Hetty Green was the “richest woman in America” during the Gilded Age. She was better known as “The Witch of Wall Street,” a nickname she earned because of the black robe that she always wore and her obscene stinginess. Guinness World Records still lists her as the “world’s greatest miser”.
Despite her wealth, Hetty was often seen plodding Wall Street carrying a case with her lunch inside – usually dry oatmeal or graham crackers. She was born in 1834 into a wealthy Quaker family that “had made millions with their whaling fleet and shipping interests,” writes Ellen Terrel for the Library of Congress. Hetty’s mother was too ill to take care of her, so her father and grandfather raised her.
As the only child, it was essential for Hetty to learn and understand finances and investing. The two men taught Hetty to read stock market reports instead of reading her fairy tales. Even though her handwriting was sloppy and riddled with misspellings, she certainly knew how to increase numbers.
“By the time she was 13, Green had taken over accounting for the family business,” and by the time she was 20, her father bought her “a wardrobe full of the finest dresses of the season… in order to attract a wealthy suitor,” writes Amanda Leek for The Telegraph. Hetty sold the clothes, buying government bonds with the money.
She once boasted to a reporter: “By the time I was 15, I knew more about these things than many a man that makes a living out of them.”
One can say that the girl got addicted to multiplying numbers and hoarding money, and had no interest in pretty much anything else.
After the death of her father in 1865, Hetty inherited the family fortune of $5 million (over $15 million in 2019). Shortly after, her aunt Sylvia Howland passed away, bequeathing $2 million to charities. Needless to say, Hetty Green didn’t like that a bit.

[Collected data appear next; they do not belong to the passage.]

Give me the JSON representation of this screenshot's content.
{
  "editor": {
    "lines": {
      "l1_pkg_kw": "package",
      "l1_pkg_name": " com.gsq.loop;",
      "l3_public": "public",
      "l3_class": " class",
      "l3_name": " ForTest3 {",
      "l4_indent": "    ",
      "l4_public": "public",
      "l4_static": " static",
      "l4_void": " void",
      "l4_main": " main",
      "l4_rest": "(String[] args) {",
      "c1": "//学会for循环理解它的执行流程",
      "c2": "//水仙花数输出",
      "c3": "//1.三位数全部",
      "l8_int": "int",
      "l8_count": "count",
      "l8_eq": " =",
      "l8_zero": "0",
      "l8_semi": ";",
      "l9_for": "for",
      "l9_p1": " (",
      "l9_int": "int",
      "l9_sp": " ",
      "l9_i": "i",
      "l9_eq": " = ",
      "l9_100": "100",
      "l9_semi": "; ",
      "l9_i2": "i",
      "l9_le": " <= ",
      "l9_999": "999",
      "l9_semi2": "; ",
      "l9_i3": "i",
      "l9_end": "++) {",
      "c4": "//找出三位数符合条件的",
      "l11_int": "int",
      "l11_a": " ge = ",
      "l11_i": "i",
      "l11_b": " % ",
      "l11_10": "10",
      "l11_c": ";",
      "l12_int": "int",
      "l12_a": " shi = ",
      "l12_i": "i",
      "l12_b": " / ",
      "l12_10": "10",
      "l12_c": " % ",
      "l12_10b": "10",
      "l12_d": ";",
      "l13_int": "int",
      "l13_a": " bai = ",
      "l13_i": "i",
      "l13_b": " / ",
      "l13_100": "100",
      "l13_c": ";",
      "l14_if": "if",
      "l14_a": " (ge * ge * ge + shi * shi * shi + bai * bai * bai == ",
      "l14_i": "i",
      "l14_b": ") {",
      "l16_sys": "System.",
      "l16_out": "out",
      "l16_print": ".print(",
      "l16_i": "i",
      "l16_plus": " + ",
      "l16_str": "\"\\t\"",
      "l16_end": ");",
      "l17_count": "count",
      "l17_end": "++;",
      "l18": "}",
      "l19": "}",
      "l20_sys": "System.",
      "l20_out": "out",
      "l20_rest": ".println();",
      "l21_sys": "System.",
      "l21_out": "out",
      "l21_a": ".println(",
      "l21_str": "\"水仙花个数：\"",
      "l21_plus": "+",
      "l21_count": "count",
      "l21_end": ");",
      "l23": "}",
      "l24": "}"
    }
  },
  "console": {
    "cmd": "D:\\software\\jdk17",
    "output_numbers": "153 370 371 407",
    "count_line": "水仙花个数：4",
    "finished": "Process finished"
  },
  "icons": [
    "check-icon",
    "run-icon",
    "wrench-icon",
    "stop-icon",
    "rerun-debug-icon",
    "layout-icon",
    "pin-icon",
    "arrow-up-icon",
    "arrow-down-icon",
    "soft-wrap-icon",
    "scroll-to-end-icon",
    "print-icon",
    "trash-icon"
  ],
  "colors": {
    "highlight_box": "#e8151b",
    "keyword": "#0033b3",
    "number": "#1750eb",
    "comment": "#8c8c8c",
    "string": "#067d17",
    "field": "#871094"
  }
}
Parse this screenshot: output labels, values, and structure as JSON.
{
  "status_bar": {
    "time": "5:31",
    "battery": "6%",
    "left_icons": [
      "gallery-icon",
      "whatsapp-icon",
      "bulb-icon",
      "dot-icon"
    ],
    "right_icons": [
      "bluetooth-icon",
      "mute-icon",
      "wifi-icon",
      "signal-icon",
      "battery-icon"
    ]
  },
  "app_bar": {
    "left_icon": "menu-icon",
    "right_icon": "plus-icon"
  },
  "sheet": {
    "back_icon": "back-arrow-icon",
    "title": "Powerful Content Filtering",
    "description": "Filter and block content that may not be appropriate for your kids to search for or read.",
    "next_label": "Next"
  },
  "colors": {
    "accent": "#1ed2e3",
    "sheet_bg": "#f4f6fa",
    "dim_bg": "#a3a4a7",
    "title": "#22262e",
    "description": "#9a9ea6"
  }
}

The late 19th century, or the Gilded Age, was a time when women, especially white women, not to mention wealthy, were expected to enjoy their families, homes, and in this case – fortune. However, Hetty was interested in nothing except stockpiling her fortune.
And like any other financier of that day, she engaged in many corrupt and unethical actions. For example, she challenged her aunt’s will in court, using a forged signature (and she lost); she was issuing high-interest loans to desperate banks and cities in crisis; buying and selling railroads; she was snapping up foreclosed properties, and so on.
In 1905, Hetty told the New York Times: “I buy when things are low and nobody wants them, I keep them until they go up and people are anxious to buy.” In other words, she was practicing the very model of a modern vulture capitalist.
Believing herself to be surrounded by gold diggers – which she indeed was – Hetty didn’t marry until aged 33, to Edward Henry Green who had his own modest fortune. They had two children, Ned and Sylvia.
Edward wasn’t nearly as good with money as Hetty and she was forced to make every effort possible to keep her fortune separate from his. When she finally managed to do so, Edward moved out of their family house. Surprisingly humane, in the months before his death, Hetty nursed him.
Thereafter she adopted a simple black widow’s dress and wore it for the rest of her days. Some might think that motherhood softened her, but that would be a wrong assumption. Her children wore second hand clothes. When her son injured his leg in an accident, Hetty took him to a free clinic for the poor for treatment. Once the doctors recognized her and demanded money, she simply left the hospital. Ned’s leg didn’t heal properly and had to be amputated.
She treated herself even worse – taking care of her hernia by jamming a stick in her abdomen and holding it in place with her underwear.
As she aged, Hetty’s peculiarity increased. She moved frequently, to deflect attention from the press or potential robbers, and slept with a chain of bank-deposit keys around her waist and a gun tied to her hand.
Hetty Green died in 1916, at the age of 81. After her death, her children indulged in the kind of lives that would make her roll over in her grave.
Sylvia got married and made very few changes. Her most rebellious act was leaving all her inheritance of $443 million (today’s value) to charity when she died in 1961.
Ned, on the other hand, became a collector with a taste for the finer things in life. He married his first love, a prostitute named Mabel whom Hatty hated, and enjoyed life.